Spazi
Gli spazi della Facoltà di Architettura di Ferrara si sono espansi significativamente nel 2009 con il complesso di Palazzo Tassoni, completamente rifunzionalizzato attraverso un restauro scientifico della fabbrica storica, portando di fatto quasi a conclusione il processo di costituzione di un vero e proprio campus universitario incastonato nel tessuto della città storica estense.
Le attività formative ed istituzionali acquisiscono, così, alla piena funzionalità l’articolato insieme di edifici, coincidente con il nucleo monumentale della residenza patrizia della famiglia Tassoni, destinato all’ampliamento degli spazi per la didattica, per la ricerca e per eventi culturali di valenza nazionale ed internazionale.
Costruito durante l'Addizione borsiana nella metà del XV secolo presso la contrada della Ghiara, il palazzo venne confiscato da Ercole I d'Este al fattore ducale Bonvicino dalla Carte per farne dono ai Conti Tassoni nel 1476. Risale al 1491 la lettera indirizzata al duca in cui l'architetto Biagio Rossetti afferma di seguire i lavori per la ristrutturazione del palazzo. L'edificio rimase dimora della famiglia Tassoni sino al 1858 quando venne destinato a sede dell’Ospedale provinciale. Lungo il Novecento la struttura ha ospitato molteplici e variegate attività che hanno declassato la funzione e la fruizone originaria del complesso.

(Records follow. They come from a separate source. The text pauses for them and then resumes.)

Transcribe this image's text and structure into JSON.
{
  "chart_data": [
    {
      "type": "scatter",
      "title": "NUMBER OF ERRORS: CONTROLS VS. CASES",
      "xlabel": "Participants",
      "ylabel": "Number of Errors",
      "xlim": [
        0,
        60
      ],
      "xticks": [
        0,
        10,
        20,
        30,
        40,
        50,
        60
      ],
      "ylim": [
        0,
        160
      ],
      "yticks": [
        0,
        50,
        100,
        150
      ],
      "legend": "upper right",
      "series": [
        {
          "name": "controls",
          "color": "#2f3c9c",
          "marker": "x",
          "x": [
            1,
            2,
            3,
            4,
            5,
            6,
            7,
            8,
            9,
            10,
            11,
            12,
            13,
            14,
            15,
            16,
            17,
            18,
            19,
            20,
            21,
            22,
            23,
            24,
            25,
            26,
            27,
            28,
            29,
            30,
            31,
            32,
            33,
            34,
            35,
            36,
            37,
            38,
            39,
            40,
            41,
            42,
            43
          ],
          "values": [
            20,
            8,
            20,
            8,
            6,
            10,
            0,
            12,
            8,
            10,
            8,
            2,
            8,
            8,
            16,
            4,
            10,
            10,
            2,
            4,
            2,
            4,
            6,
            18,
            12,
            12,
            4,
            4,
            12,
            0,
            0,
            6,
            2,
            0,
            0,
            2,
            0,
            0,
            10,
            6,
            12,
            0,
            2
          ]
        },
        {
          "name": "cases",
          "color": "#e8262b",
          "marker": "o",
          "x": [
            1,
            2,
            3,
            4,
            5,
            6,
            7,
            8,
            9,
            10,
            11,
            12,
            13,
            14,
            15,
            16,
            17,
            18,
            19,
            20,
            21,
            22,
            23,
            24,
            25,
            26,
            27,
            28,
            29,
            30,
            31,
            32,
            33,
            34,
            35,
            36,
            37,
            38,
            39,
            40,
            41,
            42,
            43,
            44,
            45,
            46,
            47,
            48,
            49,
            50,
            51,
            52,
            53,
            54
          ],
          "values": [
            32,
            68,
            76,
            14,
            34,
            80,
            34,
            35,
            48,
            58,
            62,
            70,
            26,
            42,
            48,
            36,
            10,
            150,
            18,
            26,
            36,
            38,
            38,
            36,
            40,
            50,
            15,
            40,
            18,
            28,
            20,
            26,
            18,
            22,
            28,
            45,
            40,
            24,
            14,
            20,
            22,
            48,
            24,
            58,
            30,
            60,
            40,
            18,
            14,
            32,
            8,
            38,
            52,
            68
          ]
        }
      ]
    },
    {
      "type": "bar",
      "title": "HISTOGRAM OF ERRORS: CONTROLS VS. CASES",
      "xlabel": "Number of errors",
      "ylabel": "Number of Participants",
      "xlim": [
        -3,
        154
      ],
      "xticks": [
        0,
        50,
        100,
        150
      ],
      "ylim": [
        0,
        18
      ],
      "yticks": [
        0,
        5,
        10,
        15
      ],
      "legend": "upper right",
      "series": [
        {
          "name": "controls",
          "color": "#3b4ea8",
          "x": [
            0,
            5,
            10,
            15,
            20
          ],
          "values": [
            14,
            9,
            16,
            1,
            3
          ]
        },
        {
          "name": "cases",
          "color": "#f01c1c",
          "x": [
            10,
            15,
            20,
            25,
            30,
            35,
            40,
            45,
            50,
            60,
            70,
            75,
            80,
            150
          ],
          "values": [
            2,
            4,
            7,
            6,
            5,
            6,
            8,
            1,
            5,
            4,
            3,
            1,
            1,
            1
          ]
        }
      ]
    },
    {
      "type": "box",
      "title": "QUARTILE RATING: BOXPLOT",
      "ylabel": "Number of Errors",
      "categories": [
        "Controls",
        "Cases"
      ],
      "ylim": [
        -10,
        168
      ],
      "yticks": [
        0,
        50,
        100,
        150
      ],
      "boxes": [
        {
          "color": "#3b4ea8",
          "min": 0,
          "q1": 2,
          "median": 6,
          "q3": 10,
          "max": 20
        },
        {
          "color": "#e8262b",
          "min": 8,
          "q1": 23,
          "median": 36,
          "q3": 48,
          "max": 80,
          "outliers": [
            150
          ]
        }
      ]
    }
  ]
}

Negli anni Ottanta la gestione del palazzo passa all'Università ed il suo recupero viene inserito nel "Progetto di Valorizzazione delle Mura e del Sistema Museale di Ferrara".
Dal 1997 Palazzo Tassoni è stato oggetto di studi e di ricerche da parte della Facoltà di Architettura di Ferrara da cui è scaturito un progetto e un intervento di restauro scientifico.
Il progetto è stato redatto da un nucleo di docenti composto da Pietromaria Davoli (coordinamento generale e progetto architettonico), Claudio Alessandri (progetto strutturale), Sante Mazzacane (progetto impiantistico) con il coinvolgimento del Centro operativo di Ferrara della Soprintendenza ai Beni Ambientali e Architettonici nella figura di Andrea Alberti (direzione dei lavori).
Oltre che per attività didattiche, di ricerca, di rappresentanza, una parte dei quartieri monumentali – soprattutto il Salone a piano terra e il grande Salone d'Onore al primo piano - ospita mostre ed eventi culturali; altri ambienti sono resi disponibili per riunioni, tavole rotonde e seminari aperti alla società civile e produttiva del Paese in base alla programmazione temporalizzata di specifici open day o open week per iniziative promosse in stretta collaborazione con Istituzioni, con Committenze pubbliche e private, con le Organizzazioni di produzione, con le Associazioni culturali sia di ambito ferrarese che dell’orizzonte più vasto nazionale ed internazionale.